Tenn. R. App. P. 3 Appeal as of Right; Judgment of the Circuit Court Affirmed; Case Remanded

THOMAS R. FRIERSON, II, J., delivered the opinion of the court, in which D. MICHAEL SWINEY, C.J., and CHARLES D. SUSANO, JR., J., joined.

Melissa Thomas Blevins, Jasper, Tennessee, for the appellant, Roy Leonard Sewell.

Diane Holland Sewell, Chattanooga, Tennessee, Pro Se.

OPINION

I. Factual and Procedural Background

The parties were divorced by order of the Superior Court of Catoosa County, Georgia (“Georgia court”), on December 17, 1997. One child was born to the marriage, B.J.S. (“the Child”), who was eighteen months old at the time of the divorce judgment. The Georgia court designated the original plaintiff, Diane Holland Sewell (“Mother”), as the primary residential parent. The divorce decree provided the original defendant, Roy Leonard Sewell (“Father”) with residential co-parenting time for two days on alternate weeks and directed him to pay Mother $100.00 in weekly child support. As pertinent to this action, Father was to obtain and maintain a $50,000.00 life insurance policy on himself with Mother as beneficiary, and he was to be one-hundred percent responsible for the Child‟s medical, dental, drug, and optometry expenses unless he obtained health insurance for the Child, at which time he would be fifty-percent responsible for uncovered expenses.

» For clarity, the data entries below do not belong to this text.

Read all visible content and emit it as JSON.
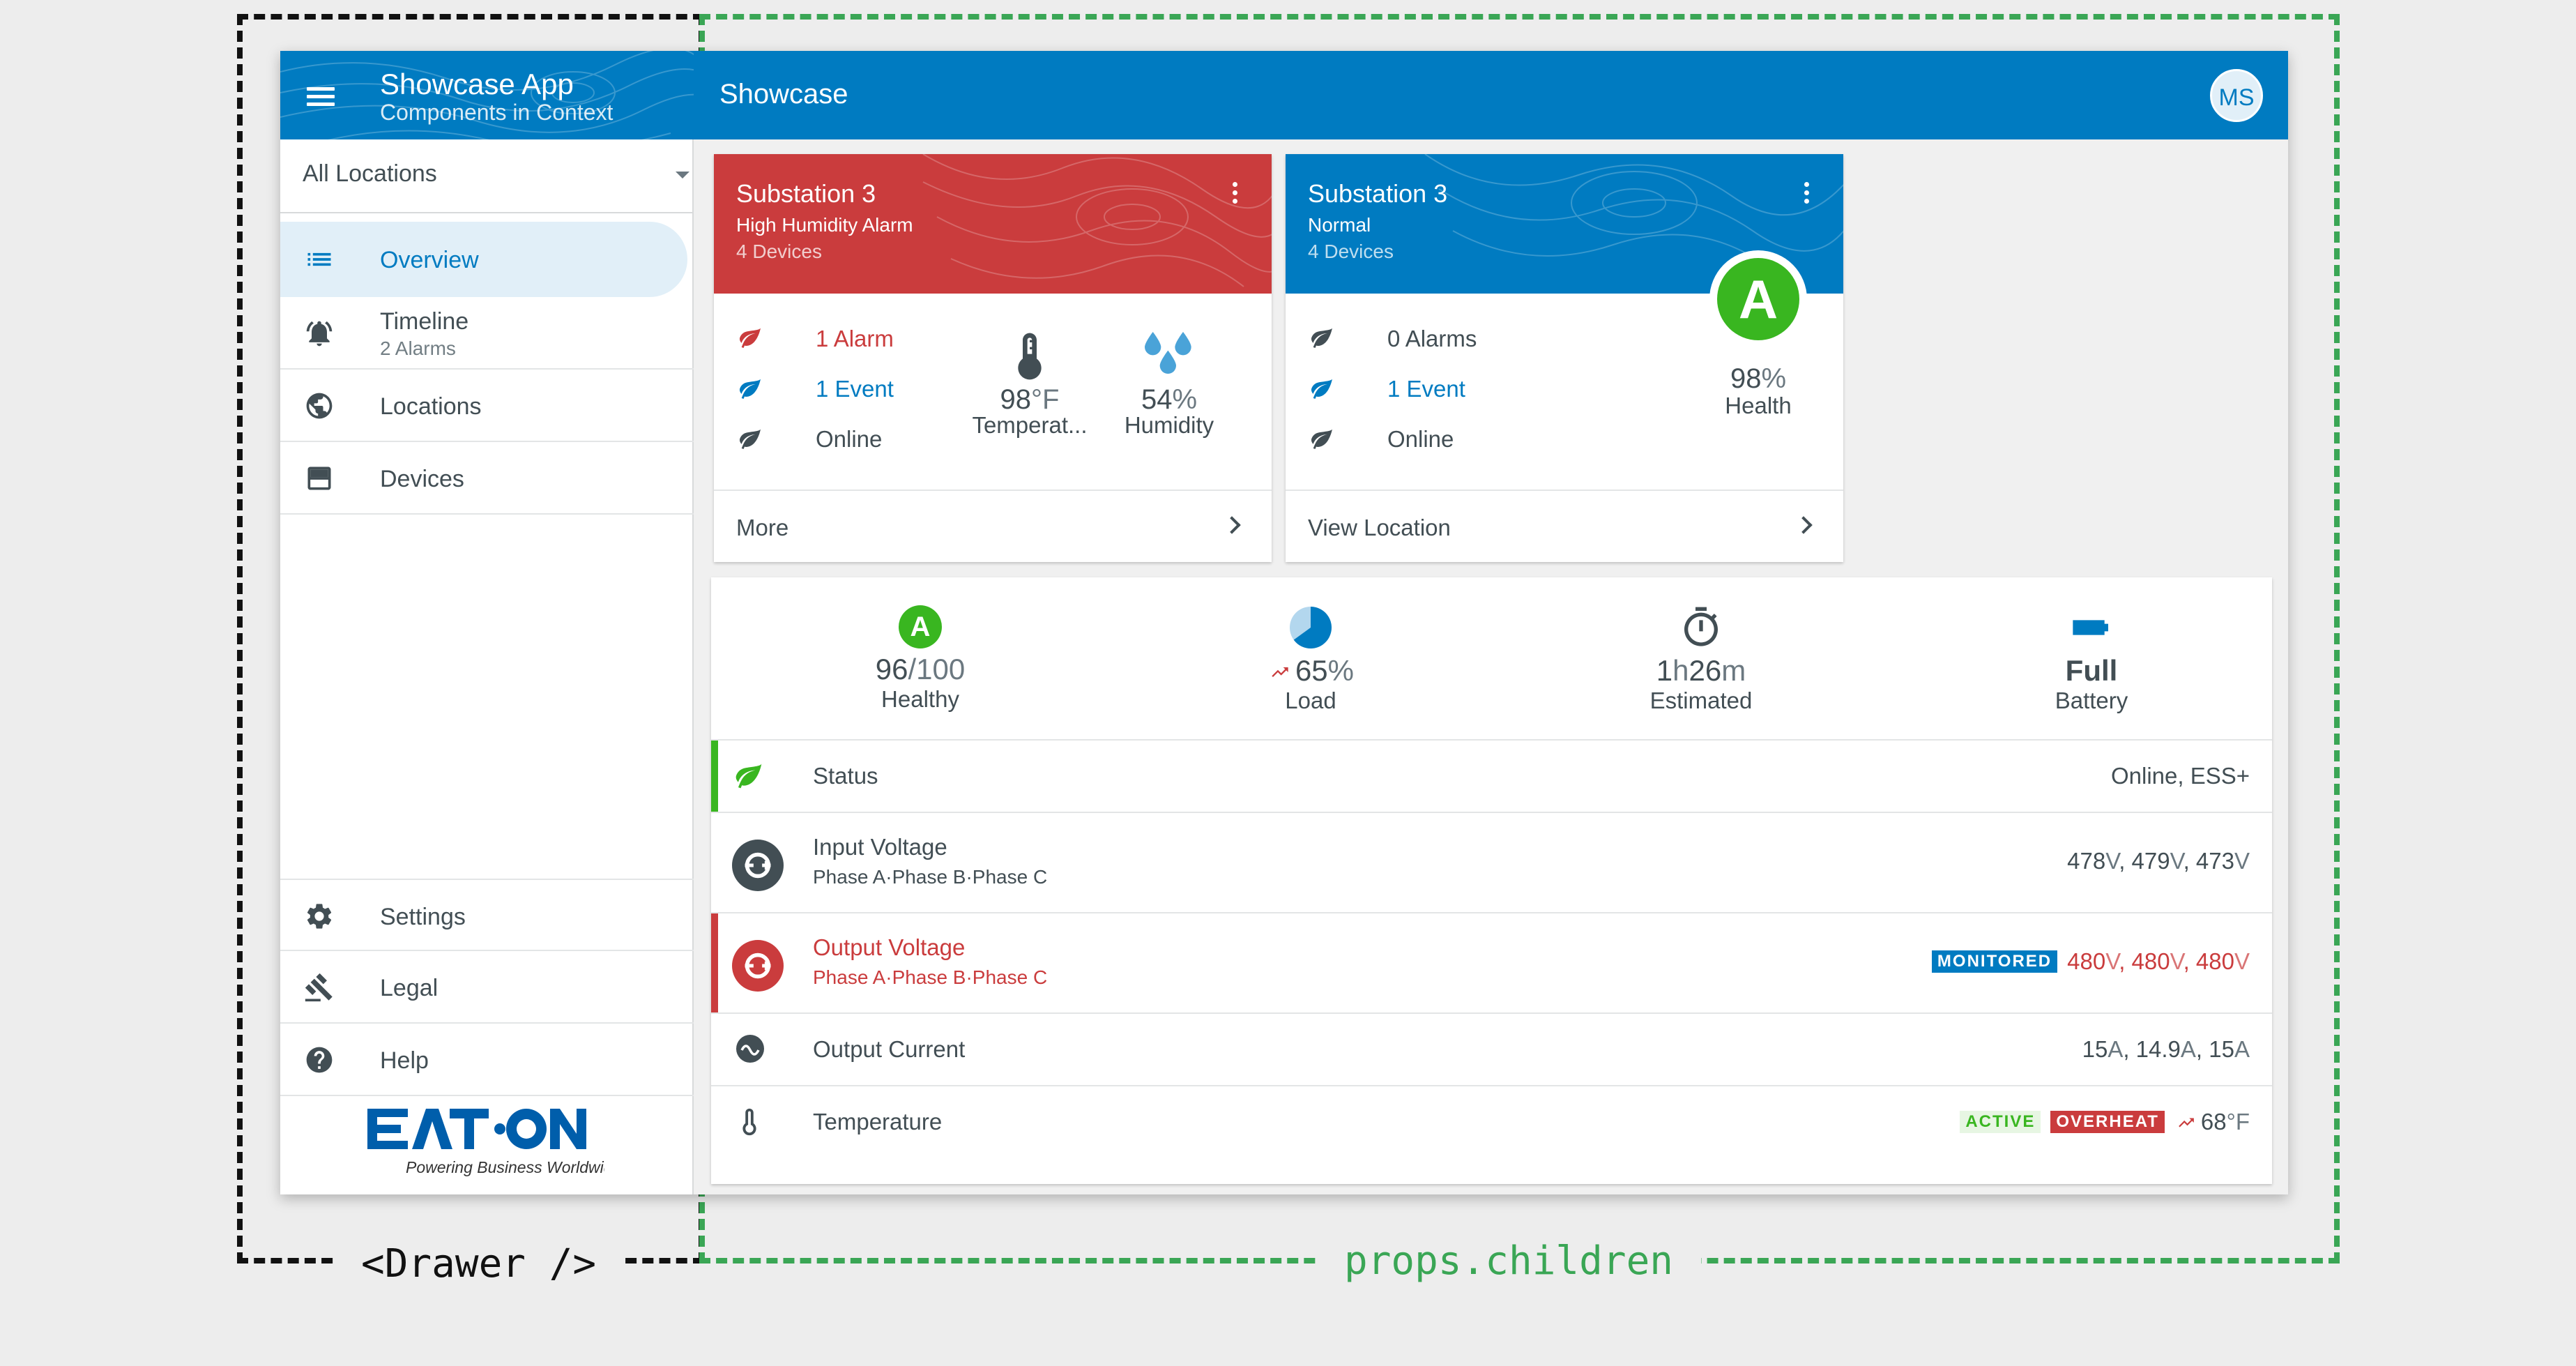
{
  "captions": {
    "drawer": "<Drawer />",
    "children": "props.children"
  },
  "drawer": {
    "title": "Showcase App",
    "subtitle": "Components in Context",
    "location_select": "All Locations",
    "nav": [
      {
        "label": "Overview"
      },
      {
        "label": "Timeline",
        "sub": "2 Alarms"
      },
      {
        "label": "Locations"
      },
      {
        "label": "Devices"
      }
    ],
    "footer_nav": [
      {
        "label": "Settings"
      },
      {
        "label": "Legal"
      },
      {
        "label": "Help"
      }
    ],
    "logo_tagline": "Powering Business Worldwide",
    "logo_text": "EATON"
  },
  "appbar": {
    "title": "Showcase",
    "avatar": "MS"
  },
  "cards": [
    {
      "title": "Substation 3",
      "subtitle": "High Humidity Alarm",
      "info": "4 Devices",
      "color": "#ca3c3d",
      "rows": [
        "1 Alarm",
        "1 Event",
        "Online"
      ],
      "temp_value": "98",
      "temp_unit": "°F",
      "temp_label": "Temperat...",
      "hum_value": "54",
      "hum_unit": "%",
      "hum_label": "Humidity",
      "footer": "More"
    },
    {
      "title": "Substation 3",
      "subtitle": "Normal",
      "info": "4 Devices",
      "color": "#007bc1",
      "rows": [
        "0 Alarms",
        "1 Event",
        "Online"
      ],
      "grade": "A",
      "health_value": "98",
      "health_unit": "%",
      "health_label": "Health",
      "footer": "View Location"
    }
  ],
  "heroes": [
    {
      "value": "96",
      "unit": "/100",
      "label": "Healthy",
      "icon": "grade-a-icon"
    },
    {
      "value": "65",
      "unit": "%",
      "label": "Load",
      "icon": "pie-icon",
      "fraction": 0.65
    },
    {
      "value": "1",
      "unit": "h",
      "value2": "26",
      "unit2": "m",
      "label": "Estimated",
      "icon": "timer-icon"
    },
    {
      "value": "Full",
      "unit": "",
      "label": "Battery",
      "icon": "battery-icon"
    }
  ],
  "info_list": {
    "status": {
      "title": "Status",
      "value": "Online, ESS+"
    },
    "input_voltage": {
      "title": "Input Voltage",
      "sub": "Phase A·Phase B·Phase C",
      "v1": "478",
      "v2": "479",
      "v3": "473",
      "unit": "V"
    },
    "output_voltage": {
      "title": "Output Voltage",
      "sub": "Phase A·Phase B·Phase C",
      "chip": "MONITORED",
      "v1": "480",
      "v2": "480",
      "v3": "480",
      "unit": "V"
    },
    "output_current": {
      "title": "Output Current",
      "v1": "15",
      "v2": "14.9",
      "v3": "15",
      "unit": "A"
    },
    "temperature": {
      "title": "Temperature",
      "chip1": "ACTIVE",
      "chip2": "OVERHEAT",
      "value": "68",
      "unit": "°F"
    }
  },
  "colors": {
    "primary": "#007bc1",
    "danger": "#ca3c3d",
    "success": "#39b620",
    "text": "#424e54"
  }
}
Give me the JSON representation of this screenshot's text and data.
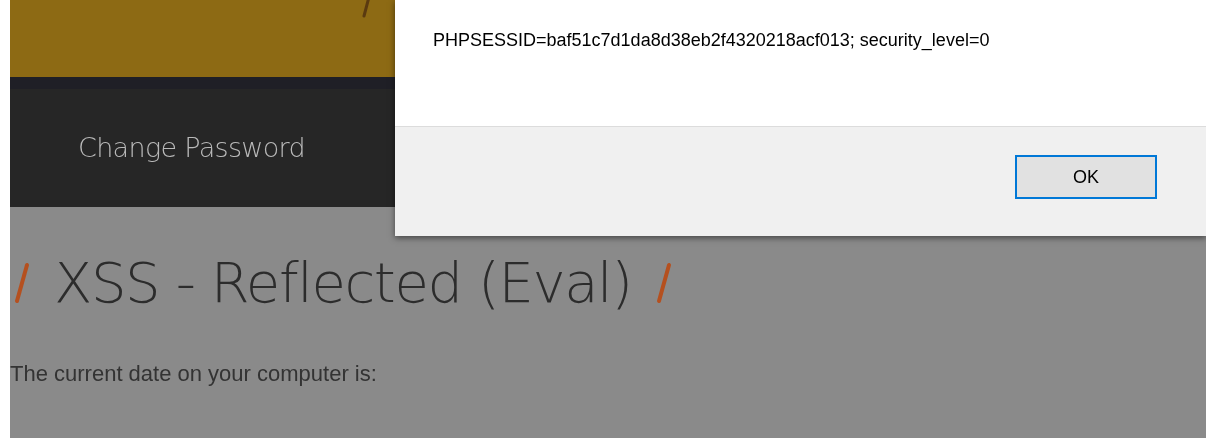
{
  "nav": {
    "items": [
      {
        "label": "Change Password"
      }
    ]
  },
  "heading": "XSS - Reflected (Eval)",
  "paragraph": "The current date on your computer is:",
  "dialog": {
    "message": "PHPSESSID=baf51c7d1da8d38eb2f4320218acf013; security_level=0",
    "buttons": [
      {
        "label": "OK",
        "focused": true
      }
    ]
  }
}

The divorce decree also included a “Mutual Restraining Order,” which provided:

Both parties are restrained and enjoined from harming, harassing, molesting or abusing one another in any way whatsoever, wherever they may be, and neither party shall cause anyone to act as their agent to violate any of the said terms of said Mutual Restraining Order.

We note that although questioning initiated by each party‟s respective counsel during testimony at trial in the instant matter implied that the parties‟ mutual restraining order prohibits any contact between the parties, the language of the order does not enjoin all 2 types of contact. Instead, the order enjoins the parties from “harming, harassing, molesting or abusing one another . . . .”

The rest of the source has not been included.